Option Chain Analysis: The Hidden Supports & Resistances
Open Interest and Volume
Traders use many types of market data to make trading decisions. Two items that are often studied but sometimes misunderstood are volume and open interest. Volume, as the name implies, is the total number of contracts traded during a time period. Often, the volume is stated on a one-day basis but could be stated per week, month, year, or otherwise. Once a new period (day) begins, the volume begins again at zero. Open interest is the number of contracts that have been created and remain outstanding. Open interest is a running total.
When an option is first listed, there are no open contracts. If Trader A opens a long position in a newly listed option by buying a one-lot, or one contract, from Trader B, who by selling is also opening a position, a contract is created. One contract traded, so the volume is one. Since both parties opened a position and one contract was created, the open interest in this particular option is one contract as well. If later that day, Trader B closes his short position by buying one contract from Trader C, who had no position to start with, the volume is now two contracts for that day, but open interest is still one. Only one contract exists; it was traded twice. If the next day, Trader C buys her contract back from Trader A, that day’s volume is one and the open interest is now zero.
Price, Volume & Open Interest Analysis
Finding Supports and Resistances: Data Reading
Option Chain Data For Powergrid on 15/10/2020. Powergrid price at the time of writing was at 156.
The first step is to find the strike where most of the open interest positioning is, In the above case, it can be noticed for Calls, maximum option writing is at 170 strike followed by 165 strike. Similarly, for Puts, maximum option writing is at 150 strike followed by 155 strike. This implies that at the above strikes, many professional traders have written Call & Put options, and thusly, these levels become very pivotal.
Observe that huge open interest is usually built at strikes that are OTM. As OTM Calls have strikes that are above the underlying price, the strike price of OTM Calls often acts as resistance for the underlying price (marked in red). Similarly, as OTM Puts have strikes that are below the underlying price, the strike price of OTM Puts often acts as a support for the underlying price (marked in blue).
As 170 Call and 150 Put have maximum OI, these are the strongest resistance and support. This data can be interpreted as market participants expect Powergrid to move in a range of 150 and 170 for the current expiry. However, keep in mind that with time, this can change.
What happens when one of these levels is breached. Well, let’s take the case of immediate support and resistance - 155 and 165. If the underlying goes below 155, Put writers (Put writers are bullish) could start unwinding their positions as their profitability would start reducing. This unwinding of bullish positions could cause the underlying price to head lower towards the next support of 150. If this Put unwinding is also accompanied by Call writing at higher levels, this is an even more bearish signal. On the other hand, if the underlying moves above 165, Call writers (Call writers are bearish) could start unwinding their positions. This unwinding of bearish positions could cause the underlying price to head higher towards the next resistance of 170. If this Call unwinding is also accompanied by Put writing at lower levels, this is an even more bullish signal.

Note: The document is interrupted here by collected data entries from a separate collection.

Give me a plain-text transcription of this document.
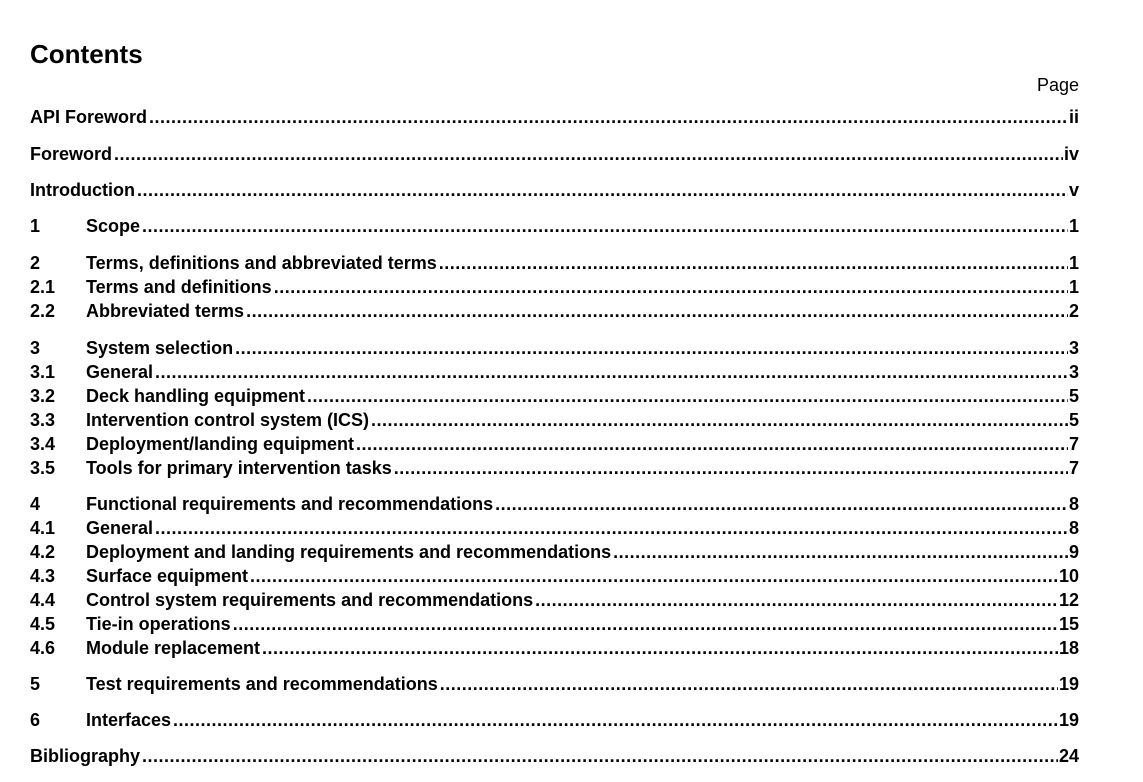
Contents
Page
API Foreword .....	ii
Foreword .....	iv
Introduction .....	v
1	Scope .....	1
2	Terms, definitions and abbreviated terms .....	1
2.1	Terms and definitions .....	1
2.2	Abbreviated terms .....	2
3	System selection .....	3
3.1	General .....	3
3.2	Deck handling equipment .....	5
3.3	Intervention control system (ICS) .....	5
3.4	Deployment/landing equipment .....	7
3.5	Tools for primary intervention tasks .....	7
4	Functional requirements and recommendations .....	8
4.1	General .....	8
4.2	Deployment and landing requirements and recommendations .....	9
4.3	Surface equipment .....	10
4.4	Control system requirements and recommendations .....	12
4.5	Tie-in operations .....	15
4.6	Module replacement .....	18
5	Test requirements and recommendations .....	19
6	Interfaces .....	19
Bibliography .....	24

Using Option Chain to identify shifts in the Trend of the underlying
Other than utilizing Option Chain to identify regions of Support and Resistance, it can likewise be utilized to discover the implications of movements in Support and Resistance, as and when they happen. The direction in which support and resistance are moving tells a lot about the overall direction of the underlying instrument. To do this, one must screen the changes in OI tab for both Calls and Puts. Keep in mind that the entire Option Chain must be monitored and not just the options that are OTM.
If both Call and Put option writers are reducing their positioning in lower-priced strikes and are increasing their positioning in higher-priced strikes, it means supports and resistances are both shifting higher. This is an indication that the trend of the underlying is strengthening. On the other hand, if both Call and Put option writers are reducing their positioning in higher-priced strikes and are increasing their positioning in lower-priced strikes, it means supports and resistances are both shifting lower. This is an indication that the trend of the underlying is weakening. On the other side, supports moving higher and resistances moving lower, or the other way around shows uncertainty about the trend of the script.
Note: Option Chain Analysis is not a substitute for other forms of analysis, such as Fundamental and Technical analysis. Instead, it must be used to complement the other forms of analysis, especially when building positions in options. Taking trading decisions just based on observations made from the Option Chain data can be quite risky.